– Ты угостишься настоящим нектаром, – сказал Сюрко гостю.
– Тем лучше! – отвечал Брикет облизываясь.
Они ждали несколько добрых минут.
– Лебик нескоро обернется, – нетерпеливо заметил Брикет.
Парфюмер засмеялся.
– Это животное так глупо, – сказал он, – что я уверен, он налил два стакана и не догадался, что их надо принести сюда.
Брикет остановил его, видя его намерение крикнуть Лебика.
– Нет, оставь его, а то этот безмозглый выкинет еще какую-нибудь глупость. Я сам пойду за стаканами, так-то мы их скорее получим, – сказал галунщик.
– Коли есть охота, сосед!..
Брикет вошел в кухню.
Оба стакана, как угадал Сюрко, стояли на подносике, полные до верху, на буфете. Сидя поодаль, Лебик уминал огромный кусок бараньей лопатки.
– Вот тебе ратафия в стаканах, – сказал он.
– Что же ты не принес их на стол?
– Да разве патрон мне приказывали?
– Нет, но нетрудно догадаться.
– Когда он мне велит выливать нечистоты на улицу, разве надо нести их ему показать? – спросил глупый верзила.
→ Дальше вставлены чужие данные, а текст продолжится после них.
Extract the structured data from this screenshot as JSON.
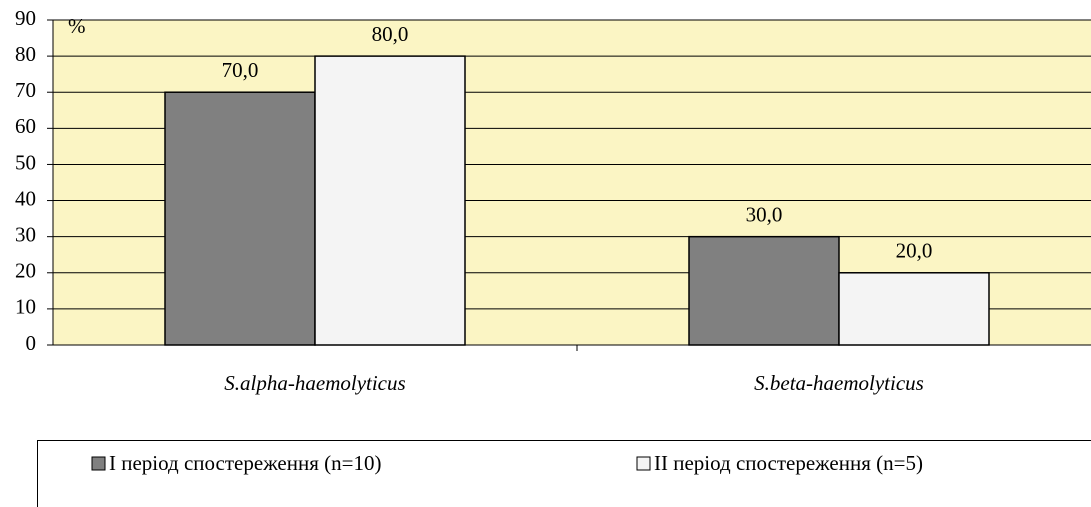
{
  "chart_data": {
    "type": "bar",
    "unit_label": "%",
    "categories": [
      "S.alpha-haemolyticus",
      "S.beta-haemolyticus"
    ],
    "series": [
      {
        "name": "I період спостереження (n=10)",
        "color": "#808080",
        "values": [
          70,
          30
        ],
        "value_labels": [
          "70,0",
          "30,0"
        ]
      },
      {
        "name": "II період спостереження (n=5)",
        "color": "#f4f4f4",
        "values": [
          80,
          20
        ],
        "value_labels": [
          "80,0",
          "20,0"
        ]
      }
    ],
    "ylim": [
      0,
      90
    ],
    "yticks": [
      0,
      10,
      20,
      30,
      40,
      50,
      60,
      70,
      80,
      90
    ],
    "grid": true,
    "background": "#fbf5c4",
    "legend": "bottom"
  }
}
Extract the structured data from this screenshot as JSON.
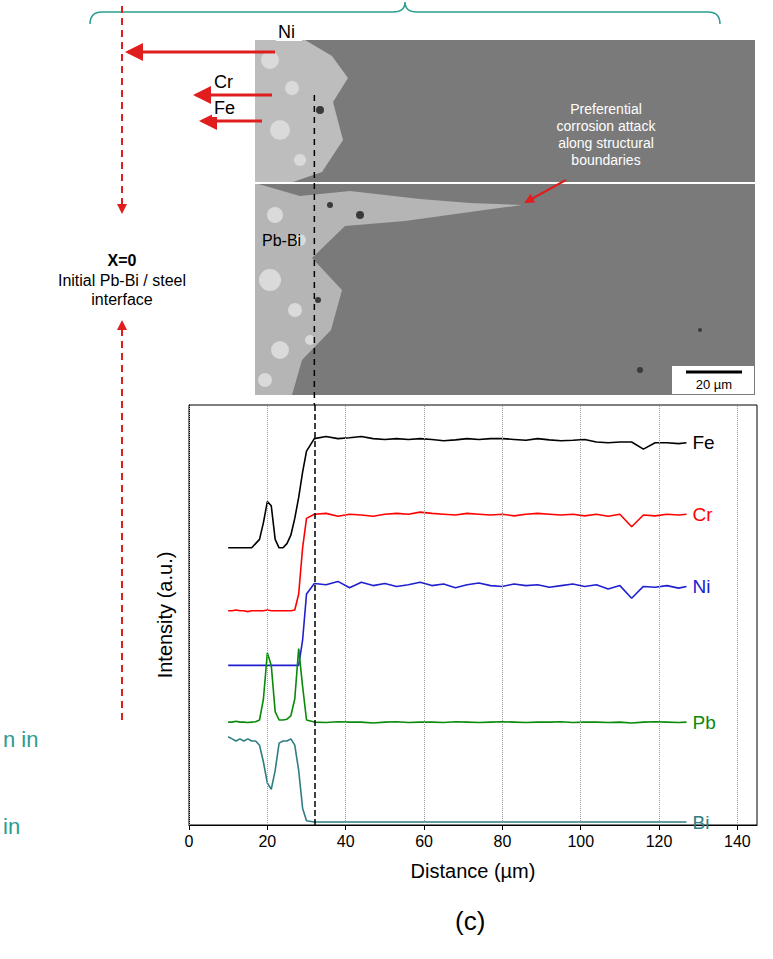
{
  "figure": {
    "image_panel": {
      "element_labels": [
        "Ni",
        "Cr",
        "Fe"
      ],
      "matrix_label": "Pb-Bi",
      "annotation": [
        "Preferential",
        "corrosion attack",
        "along structural",
        "boundaries"
      ],
      "scale_bar": "20 µm"
    },
    "interface_note": {
      "title": "X=0",
      "text": [
        "Initial Pb-Bi / steel",
        "interface"
      ]
    },
    "cut_text": [
      "n in",
      "in"
    ],
    "panel_label": "(c)"
  },
  "chart_data": {
    "type": "line",
    "x_label": "Distance (µm)",
    "y_label": "Intensity (a.u.)",
    "x": [
      10,
      11,
      12,
      13,
      14,
      15,
      16,
      17,
      18,
      19,
      20,
      21,
      22,
      23,
      24,
      25,
      26,
      27,
      28,
      29,
      30,
      32,
      35,
      38,
      41,
      44,
      47,
      50,
      53,
      56,
      59,
      62,
      65,
      68,
      71,
      74,
      77,
      80,
      83,
      86,
      89,
      92,
      95,
      98,
      101,
      104,
      107,
      110,
      113,
      116,
      119,
      122,
      125,
      127
    ],
    "series": [
      {
        "name": "Fe",
        "color": "#000000",
        "values": [
          6.6,
          6.6,
          6.6,
          6.6,
          6.6,
          6.6,
          6.6,
          6.7,
          6.8,
          7.2,
          7.7,
          7.6,
          6.8,
          6.6,
          6.6,
          6.7,
          6.9,
          7.3,
          7.8,
          8.4,
          8.9,
          9.2,
          9.25,
          9.2,
          9.22,
          9.25,
          9.2,
          9.18,
          9.2,
          9.18,
          9.2,
          9.18,
          9.15,
          9.17,
          9.2,
          9.18,
          9.2,
          9.2,
          9.18,
          9.16,
          9.2,
          9.17,
          9.15,
          9.16,
          9.18,
          9.12,
          9.1,
          9.12,
          9.12,
          8.95,
          9.1,
          9.1,
          9.08,
          9.1
        ]
      },
      {
        "name": "Cr",
        "color": "#ff0000",
        "values": [
          5.1,
          5.1,
          5.12,
          5.1,
          5.1,
          5.08,
          5.1,
          5.1,
          5.1,
          5.1,
          5.12,
          5.1,
          5.1,
          5.1,
          5.1,
          5.1,
          5.1,
          5.12,
          5.5,
          6.6,
          7.3,
          7.4,
          7.42,
          7.35,
          7.4,
          7.38,
          7.35,
          7.4,
          7.42,
          7.4,
          7.45,
          7.42,
          7.4,
          7.38,
          7.42,
          7.4,
          7.38,
          7.4,
          7.36,
          7.4,
          7.42,
          7.4,
          7.38,
          7.4,
          7.36,
          7.4,
          7.35,
          7.4,
          7.1,
          7.38,
          7.36,
          7.4,
          7.38,
          7.4
        ]
      },
      {
        "name": "Ni",
        "color": "#2020d0",
        "values": [
          3.8,
          3.8,
          3.8,
          3.8,
          3.8,
          3.8,
          3.8,
          3.8,
          3.8,
          3.8,
          3.8,
          3.8,
          3.8,
          3.8,
          3.8,
          3.8,
          3.8,
          3.8,
          3.8,
          4.4,
          5.5,
          5.75,
          5.72,
          5.8,
          5.65,
          5.78,
          5.7,
          5.75,
          5.68,
          5.72,
          5.78,
          5.7,
          5.74,
          5.65,
          5.72,
          5.76,
          5.7,
          5.68,
          5.74,
          5.7,
          5.72,
          5.66,
          5.7,
          5.74,
          5.68,
          5.72,
          5.62,
          5.7,
          5.4,
          5.68,
          5.66,
          5.7,
          5.64,
          5.68
        ]
      },
      {
        "name": "Pb",
        "color": "#0a8a0a",
        "values": [
          2.45,
          2.45,
          2.47,
          2.45,
          2.45,
          2.44,
          2.45,
          2.46,
          2.5,
          3.0,
          4.1,
          3.8,
          2.7,
          2.5,
          2.5,
          2.52,
          2.6,
          3.0,
          4.2,
          3.3,
          2.5,
          2.45,
          2.44,
          2.46,
          2.45,
          2.45,
          2.43,
          2.45,
          2.46,
          2.44,
          2.45,
          2.45,
          2.44,
          2.46,
          2.45,
          2.44,
          2.45,
          2.46,
          2.45,
          2.44,
          2.45,
          2.45,
          2.46,
          2.44,
          2.45,
          2.45,
          2.44,
          2.45,
          2.43,
          2.45,
          2.46,
          2.45,
          2.44,
          2.45
        ]
      },
      {
        "name": "Bi",
        "color": "#2e7d82",
        "values": [
          2.1,
          2.05,
          2.0,
          2.05,
          2.0,
          2.05,
          2.0,
          2.0,
          1.9,
          1.5,
          1.0,
          0.85,
          1.3,
          1.95,
          2.0,
          2.0,
          2.05,
          1.9,
          1.3,
          0.4,
          0.1,
          0.07,
          0.07,
          0.07,
          0.07,
          0.07,
          0.07,
          0.07,
          0.07,
          0.07,
          0.07,
          0.07,
          0.07,
          0.07,
          0.07,
          0.07,
          0.07,
          0.07,
          0.07,
          0.07,
          0.07,
          0.07,
          0.07,
          0.07,
          0.07,
          0.07,
          0.07,
          0.07,
          0.07,
          0.07,
          0.07,
          0.07,
          0.07,
          0.07
        ]
      }
    ],
    "vline_x": 32,
    "xlim": [
      0,
      145
    ],
    "xticks": [
      0,
      20,
      40,
      60,
      80,
      100,
      120,
      140
    ],
    "ylim": [
      0,
      10
    ],
    "tick_labels": "x",
    "grid": "x"
  }
}
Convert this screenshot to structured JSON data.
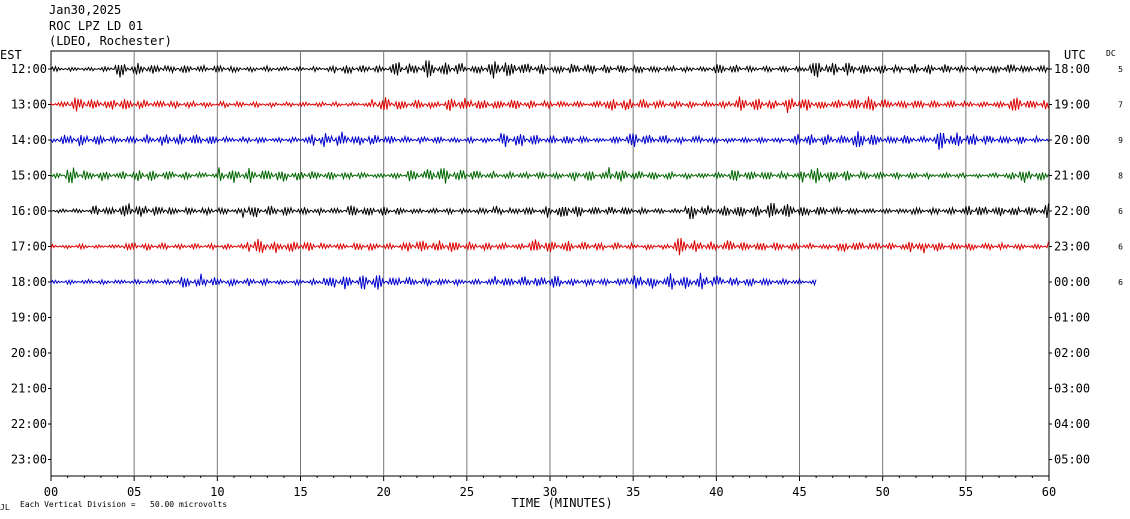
{
  "header": {
    "date": "Jan30,2025",
    "station": "ROC LPZ LD 01",
    "network": "(LDEO, Rochester)"
  },
  "left_zone": "EST",
  "right_zone": "UTC",
  "dc_label": "DC",
  "footer": {
    "corner": "JL",
    "scale": "Each Vertical Division =   50.00 microvolts"
  },
  "chart_data": {
    "type": "line",
    "title": "",
    "xlabel": "TIME (MINUTES)",
    "ylabel": "",
    "xlim": [
      0,
      60
    ],
    "x_ticks": [
      0,
      5,
      10,
      15,
      20,
      25,
      30,
      35,
      40,
      45,
      50,
      55,
      60
    ],
    "x_tick_labels": [
      "00",
      "05",
      "10",
      "15",
      "20",
      "25",
      "30",
      "35",
      "40",
      "45",
      "50",
      "55",
      "60"
    ],
    "grid": "vertical every 5 minutes",
    "rows": [
      {
        "est": "12:00",
        "utc": "18:00",
        "dc": "5",
        "color": "#000000",
        "end_minute": 60
      },
      {
        "est": "13:00",
        "utc": "19:00",
        "dc": "7",
        "color": "#dd0000",
        "end_minute": 60
      },
      {
        "est": "14:00",
        "utc": "20:00",
        "dc": "9",
        "color": "#0000cc",
        "end_minute": 60
      },
      {
        "est": "15:00",
        "utc": "21:00",
        "dc": "8",
        "color": "#006600",
        "end_minute": 60
      },
      {
        "est": "16:00",
        "utc": "22:00",
        "dc": "6",
        "color": "#000000",
        "end_minute": 60
      },
      {
        "est": "17:00",
        "utc": "23:00",
        "dc": "6",
        "color": "#dd0000",
        "end_minute": 60
      },
      {
        "est": "18:00",
        "utc": "00:00",
        "dc": "6",
        "color": "#0000cc",
        "end_minute": 46
      },
      {
        "est": "19:00",
        "utc": "01:00",
        "dc": "",
        "color": "#000000",
        "end_minute": 0
      },
      {
        "est": "20:00",
        "utc": "02:00",
        "dc": "",
        "color": "#dd0000",
        "end_minute": 0
      },
      {
        "est": "21:00",
        "utc": "03:00",
        "dc": "",
        "color": "#0000cc",
        "end_minute": 0
      },
      {
        "est": "22:00",
        "utc": "04:00",
        "dc": "",
        "color": "#006600",
        "end_minute": 0
      },
      {
        "est": "23:00",
        "utc": "05:00",
        "dc": "",
        "color": "#000000",
        "end_minute": 0
      }
    ]
  }
}
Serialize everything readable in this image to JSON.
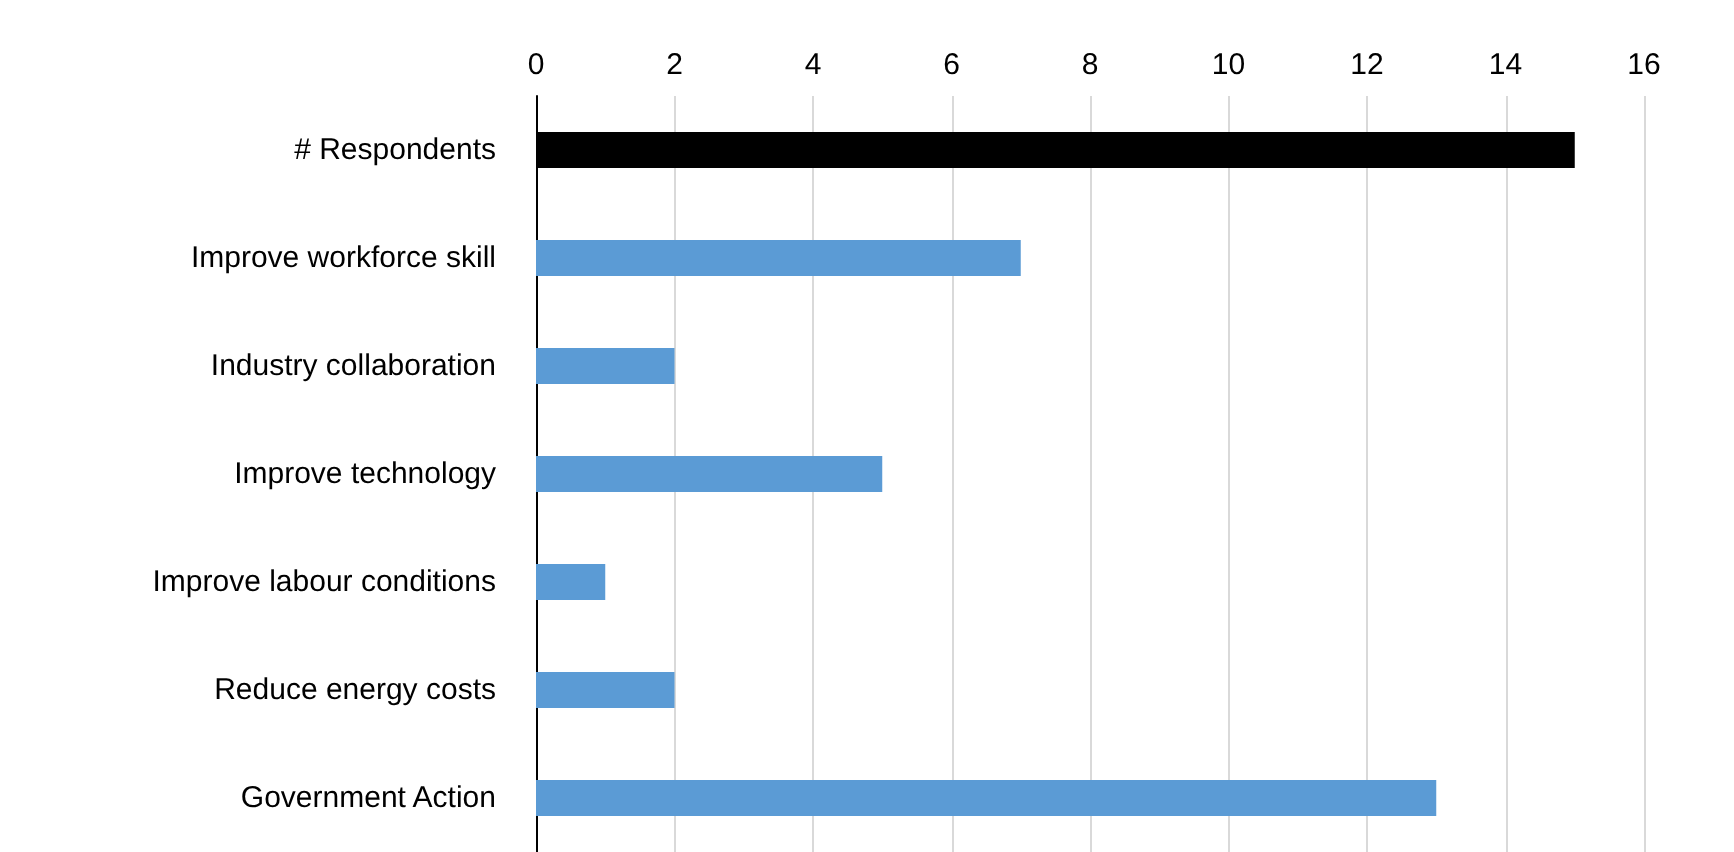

Не удостоив его ответом, Брикет взял поднос и вернулся к Сюрко.
Стаканы были одной величины, но совершенно разной формы.
Парфюмер взял один из них.
– Вот мой стакан, я один пью из него. Это память о моем друге Геберте.
– А, да, которого звали отцом Дюшеном.
– Он пользовал его на последнем пиру, здесь, за несколько дней перед тем, как пойти попробовать азональной бритвы.
Произнеся это выражение, бывшее тогда у всех на языке для названия гильотины, Сюрко поднес стакан к губам. Брикет не замедлил последовать его примеру.
– Гм… кум… что ты скажешь об этом? сладко?… и густо? – спрашивал парфюмер при каждом новом глотке.
– Надо повторить, прежде чем высказать о нем верное суждение, – навязывался жадный галунщик.
Сюрко не успел ответить. Он ставил свой стакан на стол, глаза его странно замигали, рот открылся, как будто парфюмер хотел что-то сказать. Но не успел он выговорить и слова, как скатился со стула и ударился об пол.
– Э-э! Да мы пьяны, соседушка! – вскричал Брикет, наклоняясь, чтоб поднять хозяина.
Однако, поворачивая тело, он понял, что не опьянение подействовало на Сюрко.
– С ним удар! – воскликнул растерявшийся галунщик.
На его крики прибежала Лоретта. Увидев, что случилось с ее мужем, она разослала всех – Брикета, Лебика и служанку – за докторами.
Явились двое и, расспросив об обстоятельствах, предшествовавших этому случаю, объявили, что чрезмерное нервное возбуждение и затем плотный обед повлекли за собой апоплексический удар.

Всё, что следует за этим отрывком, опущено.